Through the slats of the steps, she could see their feet coming down—a man and a woman.
“This has been a day I hope I never see repeated,” the man was saying. “First that crazy woman dies because she starved herself to death. Then the church ladies come a’calling, and to top it all off—”
“Someone escapes,” the woman finished for him. “I’ll agree. It’s been a rough one. And Miz Brandon is fit to be tied. Nobody saw her leave, not even those drivers who were outside most of the morning. But she got away.”
He snorted. “Not for long. How long you think a loony can run loose, wearin’ a nightgown and booties and with no money? Someone will pick her up and have her back before morning. Just you wait and see.”
“Miz Brandon is going to put her in chains, she says.” The woman sounded pleased over the idea. “She won’t be getting away again. Now if only we didn’t have this dirty task to perform.”
“Miz Brummett told Miz Brandon there was a brooch missing. She wants it found,” he sighed with disgust. “Let’s search her body and be done with it. The undertaker will be here before long.”

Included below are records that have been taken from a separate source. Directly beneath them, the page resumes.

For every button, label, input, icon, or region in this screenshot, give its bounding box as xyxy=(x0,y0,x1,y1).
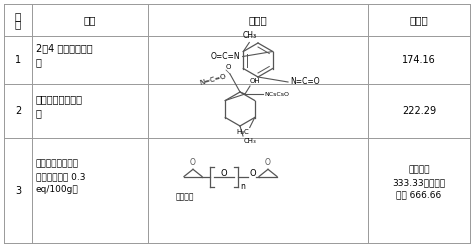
Text: OH: OH xyxy=(250,78,261,84)
Text: H₃C: H₃C xyxy=(236,129,249,136)
Text: 1: 1 xyxy=(15,55,21,65)
Text: 异佛尔酮二异氰酸
酯: 异佛尔酮二异氰酸 酯 xyxy=(36,94,83,118)
Text: O: O xyxy=(225,64,231,70)
Text: O: O xyxy=(190,158,196,167)
Text: 聚丙二醇二缩水甘
油醚（环氧值 0.3
eq/100g）: 聚丙二醇二缩水甘 油醚（环氧值 0.3 eq/100g） xyxy=(36,159,85,194)
Text: 主要成分: 主要成分 xyxy=(176,193,194,201)
Text: O: O xyxy=(265,158,271,167)
Text: O=C=N: O=C=N xyxy=(211,52,241,61)
Text: 2，4 甲苯二异氰酸
酯: 2，4 甲苯二异氰酸 酯 xyxy=(36,43,92,67)
Text: N=C=O: N=C=O xyxy=(290,77,319,87)
Text: N=C=O: N=C=O xyxy=(199,74,227,86)
Text: O: O xyxy=(250,169,256,178)
Text: NCsCsO: NCsCsO xyxy=(264,92,289,96)
Text: 序: 序 xyxy=(15,11,21,21)
Text: 222.29: 222.29 xyxy=(402,106,436,116)
Text: 2: 2 xyxy=(15,106,21,116)
Text: 环氧当量
333.33，理论分
子量 666.66: 环氧当量 333.33，理论分 子量 666.66 xyxy=(392,166,446,200)
Text: 分子量: 分子量 xyxy=(410,15,428,25)
Text: CH₃: CH₃ xyxy=(242,31,256,40)
Text: 174.16: 174.16 xyxy=(402,55,436,65)
Text: 号: 号 xyxy=(15,19,21,29)
Text: 结构式: 结构式 xyxy=(249,15,267,25)
Text: 3: 3 xyxy=(15,185,21,196)
Text: 名称: 名称 xyxy=(84,15,96,25)
Text: n: n xyxy=(240,182,245,191)
Text: CH₃: CH₃ xyxy=(244,138,257,144)
Text: O: O xyxy=(221,169,228,178)
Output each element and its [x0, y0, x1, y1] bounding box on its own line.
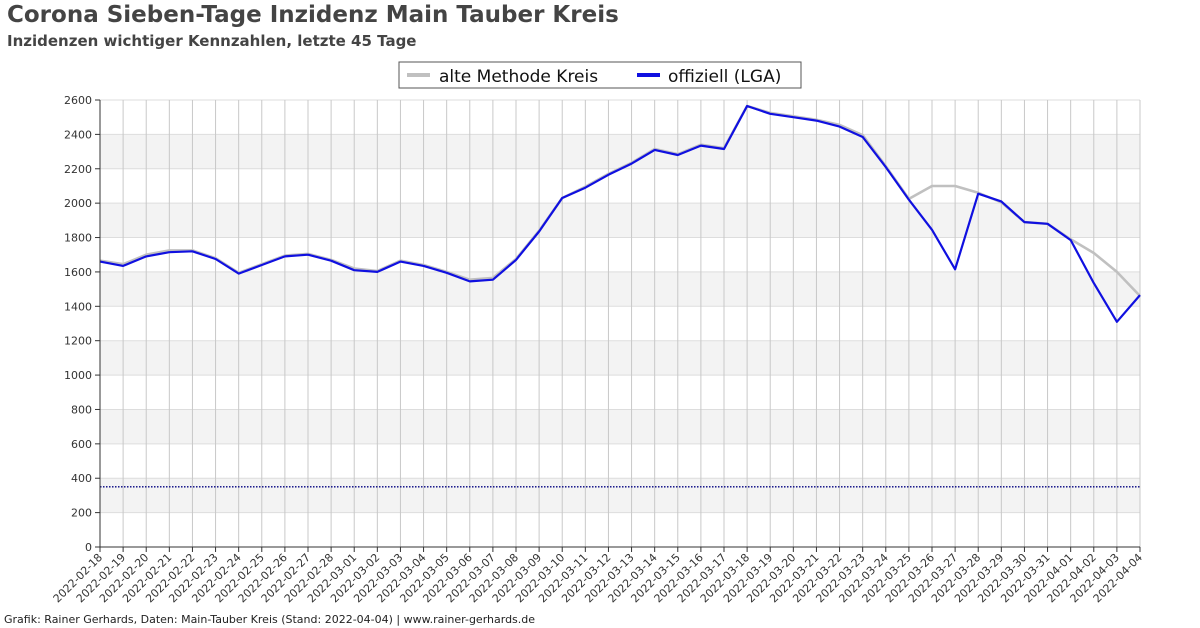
y-tick-label: 1600: [64, 266, 92, 279]
y-tick-label: 2200: [64, 163, 92, 176]
grid-band: [100, 203, 1140, 238]
legend-label-offiziell: offiziell (LGA): [668, 67, 781, 87]
y-tick-label: 0: [85, 541, 92, 554]
grid-band: [100, 478, 1140, 513]
chart-subtitle: Inzidenzen wichtiger Kennzahlen, letzte …: [7, 32, 417, 50]
x-tick-labels: 2022-02-182022-02-192022-02-202022-02-21…: [51, 547, 1145, 605]
y-tick-label: 1400: [64, 300, 92, 313]
grid-band: [100, 409, 1140, 444]
series-lines: [99, 104, 1141, 323]
axes: [99, 100, 1140, 548]
legend: alte Methode Kreis offiziell (LGA): [398, 61, 802, 89]
y-tick-label: 600: [71, 438, 92, 451]
y-tick-label: 2600: [64, 94, 92, 107]
y-tick-label: 1000: [64, 369, 92, 382]
y-tick-label: 400: [71, 472, 92, 485]
y-tick-label: 200: [71, 507, 92, 520]
y-tick-label: 800: [71, 403, 92, 416]
y-tick-label: 1800: [64, 232, 92, 245]
chart-title: Corona Sieben-Tage Inzidenz Main Tauber …: [7, 2, 619, 28]
legend-label-alte-methode: alte Methode Kreis: [439, 67, 598, 87]
vertical-gridlines: [99, 100, 1141, 547]
footer-credits: Grafik: Rainer Gerhards, Daten: Main-Tau…: [4, 613, 536, 626]
grid-band: [100, 271, 1140, 307]
y-tick-labels: 0 200 400 600 800 1000 1200 1400 1600 1800 2000 220…: [64, 94, 100, 554]
series-line-offiziell: [99, 104, 1141, 323]
grid-band: [100, 134, 1140, 169]
y-tick-label: 1200: [64, 335, 92, 348]
grid-band: [100, 340, 1140, 376]
y-tick-label: 2400: [64, 128, 92, 141]
y-tick-label: 2000: [64, 197, 92, 210]
grid-bands: [100, 134, 1140, 513]
legend-box: [398, 61, 802, 89]
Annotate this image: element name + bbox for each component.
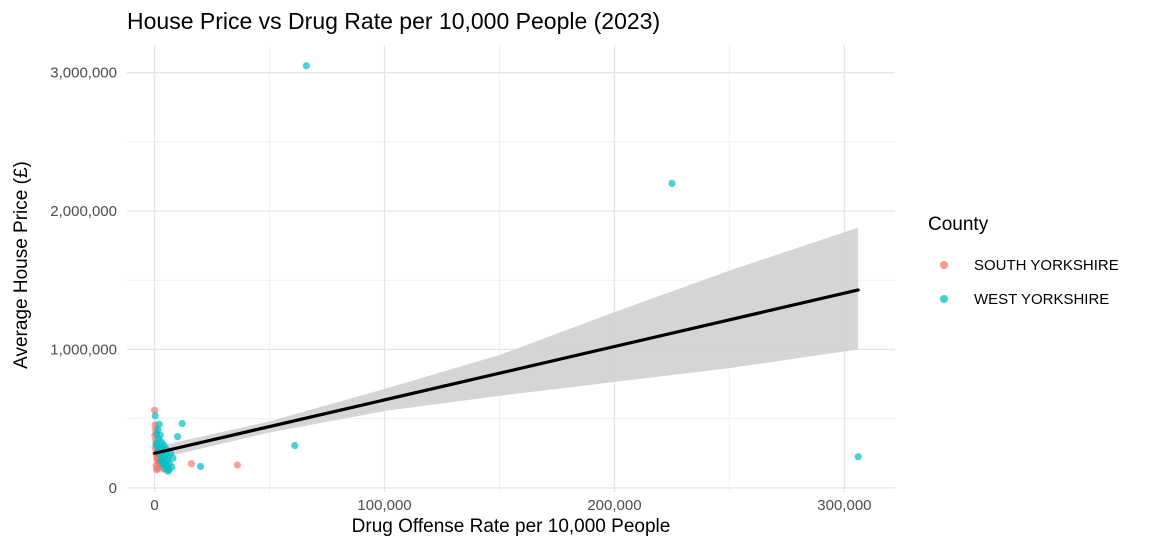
data-point-west-yorkshire	[302, 62, 310, 70]
legend-title: County	[928, 214, 989, 235]
x-tick-label: 0	[150, 497, 158, 514]
data-point-west-yorkshire	[173, 433, 182, 441]
data-point-west-yorkshire	[155, 420, 163, 428]
y-axis-title: Average House Price (£)	[11, 161, 32, 369]
data-point-south-yorkshire	[153, 466, 161, 474]
legend-swatch-west-yorkshire	[940, 295, 948, 303]
confidence-band	[154, 227, 859, 460]
x-tick-label: 200,000	[587, 497, 641, 514]
data-point-west-yorkshire	[854, 453, 862, 461]
data-point-west-yorkshire	[164, 467, 172, 475]
y-tick-label: 3,000,000	[50, 65, 117, 82]
x-tick-label: 100,000	[357, 497, 411, 514]
data-point-south-yorkshire	[187, 460, 195, 468]
legend-item-west-yorkshire[interactable]: WEST YORKSHIRE	[928, 282, 1119, 316]
data-point-south-yorkshire	[233, 461, 241, 469]
data-point-west-yorkshire	[151, 412, 159, 420]
data-point-west-yorkshire	[291, 442, 299, 450]
data-point-south-yorkshire	[150, 406, 159, 414]
trend-line	[152, 288, 860, 455]
data-points-layer	[150, 62, 862, 475]
data-point-west-yorkshire	[178, 419, 186, 428]
x-tick-label: 300,000	[817, 497, 871, 514]
legend-swatch-south-yorkshire	[940, 261, 948, 269]
trend-line-layer	[152, 288, 860, 455]
y-tick-label: 2,000,000	[50, 203, 117, 220]
legend-label-south-yorkshire: SOUTH YORKSHIRE	[974, 256, 1119, 274]
axis-ticks: 0 100,000 200,000 300,000 0 1,000,000 2,000,00…	[50, 65, 871, 514]
data-point-west-yorkshire	[196, 462, 205, 470]
legend-label-west-yorkshire: WEST YORKSHIRE	[974, 290, 1110, 308]
chart-title: House Price vs Drug Rate per 10,000 Peop…	[127, 8, 661, 34]
data-point-west-yorkshire	[169, 454, 177, 462]
y-tick-label: 1,000,000	[50, 341, 117, 358]
legend-item-south-yorkshire[interactable]: SOUTH YORKSHIRE	[928, 248, 1119, 282]
y-tick-label: 0	[109, 480, 117, 497]
data-point-west-yorkshire	[668, 179, 676, 187]
legend: County SOUTH YORKSHIRE WEST YORKSHIRE	[928, 214, 1119, 316]
x-axis-title: Drug Offense Rate per 10,000 People	[352, 516, 671, 537]
confidence-band-layer	[154, 227, 859, 460]
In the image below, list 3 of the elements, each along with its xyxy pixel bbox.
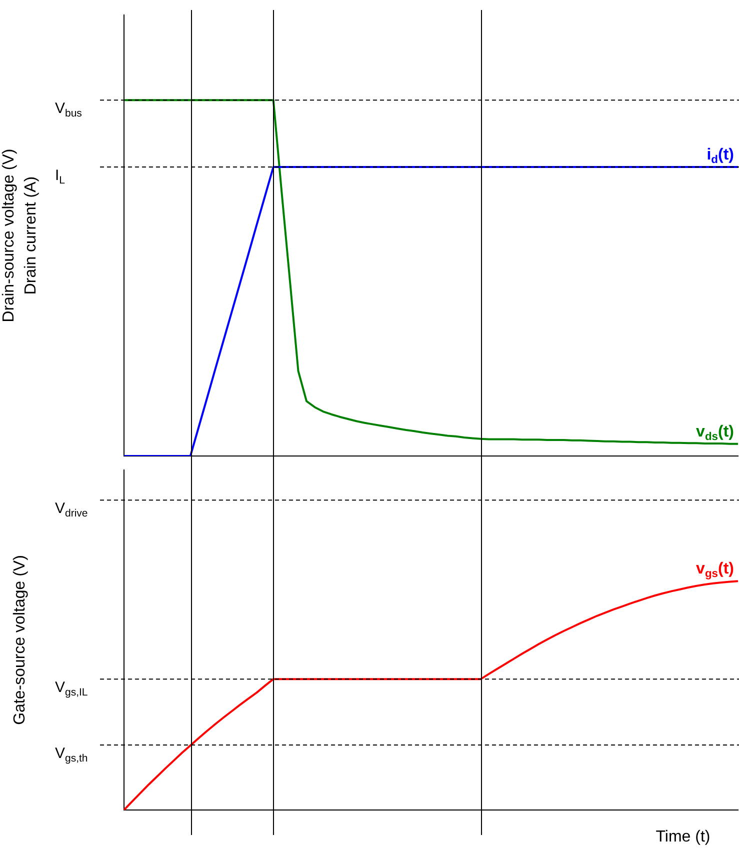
x-axis-title: Time (t) [656, 828, 710, 846]
y-axis-title: Drain-source voltage (V) Drain current (A) [0, 148, 40, 322]
y-axis-title: Gate-source voltage (V) [11, 555, 28, 725]
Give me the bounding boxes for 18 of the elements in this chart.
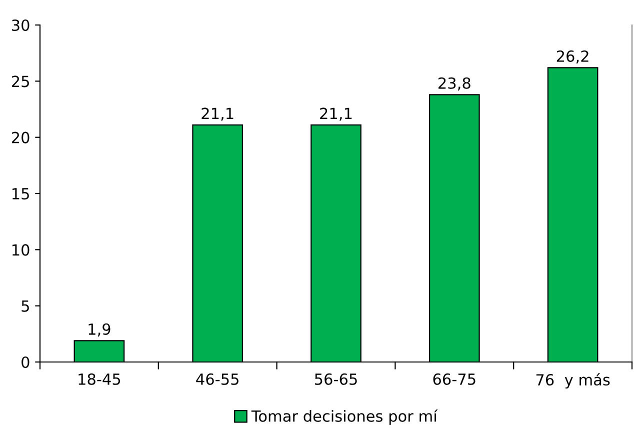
data-label: 21,1 — [202, 108, 234, 121]
legend-label: Tomar decisiones por mí — [251, 409, 438, 425]
x-tick-label: 18-45 — [78, 373, 120, 385]
x-tick-label: 76 y más — [536, 373, 610, 389]
data-label: 23,8 — [438, 77, 470, 90]
data-label: 21,1 — [320, 108, 352, 121]
y-tick-label: 25 — [12, 76, 29, 88]
x-tick-label: 46-55 — [196, 373, 238, 385]
x-tick-label: 56-65 — [314, 373, 357, 385]
y-tick-label: 5 — [22, 300, 29, 312]
y-tick-label: 15 — [12, 188, 29, 200]
x-tick-label: 66-75 — [433, 373, 476, 385]
y-tick-label: 10 — [12, 244, 30, 256]
y-tick-label: 20 — [12, 132, 30, 144]
y-tick-label: 30 — [12, 19, 30, 32]
y-tick-label: 0 — [22, 356, 30, 368]
data-label: 26,2 — [556, 50, 588, 64]
data-label: 1,9 — [88, 323, 110, 336]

Bile rose in Julie’s throat as she peered through the slats and saw Pauline’s body lying on a table, not three feet from where she had been crouched for hours. Swaying, she caught herself, fighting back the scream of revulsion that was struggling to escape from her throat. Not now. No, she’d come too far to lose now.
She watched with repugnance as they yanked off the poor girl’s gown. “How come we just now been told there’s a brooch missing, and she’s supposed to have it?” the woman demanded irritably.
“Seems Miz Brummett’s been out of town visiting relatives. She only got to looking for it after Miz Brandon sent her the message the girl was dead.”
“Here, you fool! Let me do that!” Julie saw the matron shove him aside just as she realized he was probing between Pauline’s stiff legs. “I’ll reach inside her to see if she hid it up there,” she snapped. “You’d probably get your jollies from poking up there, even if she is dead.”
His laugh had a nasty ring. “You like me poking in
you
, luv, and you’d probably still like it if
you
was dead.”
“Oh, shut up. I want to hurry and get out of here. This place always gives me the creeps. Smells rotten ’cause of the vegetables stored that go bad.” She shook her head and sounded disgusted as she murmured, “No, it ain’t up there. All right, it’s just gone, that’s all. She probably never had it. She was stripped when she came in. Like all the others.”
“Now we got to put her old clothes on her, the ones she had on when she first come. Miz Brandon said her stepmother didn’t want her taken out in her hospital gown. Seems her father don’t know she was in here.”
The woman picked up the lantern, using its light to guide her to the bag she’d left on the bottom step. Julie recoiled from the illumination that fell across her, and jerked backwards into the huge web of a spider. Apparently babies had recently hatched, for she realized with horror that hundreds of the tiny, scurrying creatures were swarming across her face.
She wanted to shriek, to scream, to slap at her face and hair and run from the loathsome things. But she could do nothing without being discovered. She could only cringe and stiffen, willing herself not to move or make a sound, and let them crawl about.
Once the woman moved away with the lantern, Julie quickly stifled the retching in her throat as she silently, hurriedly wiped her hands across her face, trying to knock the scrambling spiders away.
It seemed to take forever to dress Pauline’s corpse, but finally they stepped back. “That’s it. Let’s get the hell out of here. This place gives me the jeebies too.” It was the man who spoke.
They clumped up the steps together, leaving a curtain of darkness behind them.
Julie moved from beneath the steps, constantly swatting at her face and hair until she was sure she had rid herself of all the spiders. Still, she felt as though her flesh were crawling, there in the blackness with the sound of unseen things skittering about in the darkness—and the knowledge that a dead body was so close.
I’m being silly,
she told herself.
I have to get my wits about me and get out of here.